I am currently getting the error ValueError: You should supply an encoding or a list of encodings to this method that includes input_ids, but you provided ['label'] and if I map my dataset to include theinput_ids and attention_masks, I get the error

/usr/local/lib/python3.7/dist-packages/transformers/data/data_collator.py in <listcomp>(.0)
    186         padding_side = self.tokenizer.padding_side
    187         if padding_side == "right":
--> 188             batch["labels"] = [label + [self.label_pad_token_id] * (sequence_length - len(label)) for label in labels]
    189         else:
    190             batch["labels"] = [[self.label_pad_token_id] * (sequence_length - len(label)) + label for label in labels]

TypeError: object of type 'int' has no len()

Also, my end goal is to train the reformer and then use it to generate embeddings rather than classification. Is this the correct approach to do so?

hey @choke what does an example in your tokenized inputs look like?

from the error, i think you could try renaming the target column to labels which is what the Trainer expects by default

@lewtun here is an example of a sequence after encoding.

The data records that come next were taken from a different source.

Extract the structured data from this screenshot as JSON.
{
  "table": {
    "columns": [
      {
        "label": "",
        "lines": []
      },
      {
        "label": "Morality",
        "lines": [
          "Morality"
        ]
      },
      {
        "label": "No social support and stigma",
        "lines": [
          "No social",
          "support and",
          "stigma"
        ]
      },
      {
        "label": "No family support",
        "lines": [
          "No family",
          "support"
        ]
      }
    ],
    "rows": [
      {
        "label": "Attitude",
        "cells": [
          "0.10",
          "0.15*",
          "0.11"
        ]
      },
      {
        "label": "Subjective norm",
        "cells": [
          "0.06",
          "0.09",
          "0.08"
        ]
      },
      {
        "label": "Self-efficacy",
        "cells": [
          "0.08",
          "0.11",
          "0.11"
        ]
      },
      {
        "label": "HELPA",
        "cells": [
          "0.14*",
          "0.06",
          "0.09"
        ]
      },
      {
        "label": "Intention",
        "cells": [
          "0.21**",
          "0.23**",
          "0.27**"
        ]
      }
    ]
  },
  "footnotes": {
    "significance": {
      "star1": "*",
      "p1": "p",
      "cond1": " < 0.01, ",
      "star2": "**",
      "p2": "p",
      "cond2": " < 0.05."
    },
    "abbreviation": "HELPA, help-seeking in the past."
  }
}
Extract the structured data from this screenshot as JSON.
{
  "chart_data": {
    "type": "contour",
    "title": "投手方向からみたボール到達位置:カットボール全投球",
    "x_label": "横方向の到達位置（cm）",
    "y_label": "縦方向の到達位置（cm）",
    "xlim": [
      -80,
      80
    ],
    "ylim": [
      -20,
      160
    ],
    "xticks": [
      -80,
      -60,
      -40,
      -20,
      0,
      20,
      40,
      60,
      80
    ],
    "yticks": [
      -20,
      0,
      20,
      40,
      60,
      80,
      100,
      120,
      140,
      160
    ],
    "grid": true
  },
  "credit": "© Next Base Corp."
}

{'attention_mask': [1, 1, 1, 1, 1, 1, 1, 1, 1, 1, 1, 1, 1, 1, 1, 1, 1, 1, 1, 1, 1, 1, 1, 1, 1, 1, 1, 1, 1, 1, 1, 1, 1, 1, 1, 1, 1, 1, 1, 1, 1, 1, 1, 1, 1, 1, 1, 1, 1, 1, 1, 1, 1, 1, 1, 1, 1, 1, 1, 1, 1, 1, 1, 1, 1, 1, 1, 1, 1, 1, 1, 1, 1, 1, 1, 1, 1, 1, 1, 1, 1, 1, 1, 1, 1, 1, 1, 1, 1, 1, 1, 1, 1, 1, 1, 1, 1, 1, 1, 1, 1, 1, 1, 1, 1, 1, 1, 1, 1, 1, 1, 1, 1, 1, 1, 1, 1, 1, 1, 1, 1, 1, 1, 1, 1, 1, 1, 1, 1, 1, 1, 1, 1], 'input_ids': [23, 20, 5, 17, 8, 16, 15, 4, 14, 18, 7, 4, 12, 5, 7, 7, 3, 3, 8, 17, 3, 6, 10, 11, 16, 18, 7, 13, 6, 4, 8, 19, 14, 3, 3, 9, 14, 12, 16, 14, 8, 10, 3, 11, 7, 11, 4, 13, 9, 17, 9, 17, 16, 3, 11, 17, 18, 3, 5, 5, 14, 14, 3, 18, 11, 7, 7, 19, 5, 19, 14, 20, 3, 13, 4, 13, 19, 3, 14, 16, 14, 12, 11, 15, 7, 13, 4, 10, 4, 21, 3, 8, 22, 20, 9, 10, 4, 20, 10, 19, 6, 5, 3, 7, 5, 7, 12, 13, 7, 16, 3, 16, 5, 13, 3, 7, 3, 11, 4, 13, 19, 20, 6, 15, 17, 11, 7, 4, 7, 10, 13, 8, 8], 'label': 0}

The renaming has no effect as can be seen below because both seem to be equivalent. The labels are meant to be integers from 0 to n-1 right, where n is the number of classes?

label_name = "label" if "label" in features[0].keys() else "labels"
labels = [feature[label_name] for feature in features] if label_name in features[0].keys() else None

So, I tried to one hot encode and adding the label in an array [label] so that len(label) works. This causes errors in the target array batch size and gives errors like ValueError: Expected input batch_size (64) to match target batch_size (262144)..

sorry i only just saw this - if your goal is to extract embeddings, then my suggestion would be to train / fine-tune the reformer as a language model on your corpus (no labels needed!). you can find tutorials on how to do this for both cases (from scratch vs fine-tune) here: 🤗 Transformers Notebooks

regarding your error, i now see you used DataCollatorForTokenClassification which is not the correct choice for sequence classification tasks. for these tasks, you can just use the default DataCollatorWithPadding which can be activated by passing the tokenizer to the Trainer:

trainer = Trainer(
    model=model,
    args=training_args,
    train_dataset=dataset,
    tokenizer=tokenizer
)

@lewtun hey, I had got the code to work somehow. So, I using colab pro to train but since the runtime is limited, I am only able to train like 10 epochs. I wanted to know what is the general train time/epochs needed of such models and is there any way to train these models on a much smaller GPU?

Also, is would training a token classifier directly give the same results as training a language model and then fine-tuning it with a token classifier.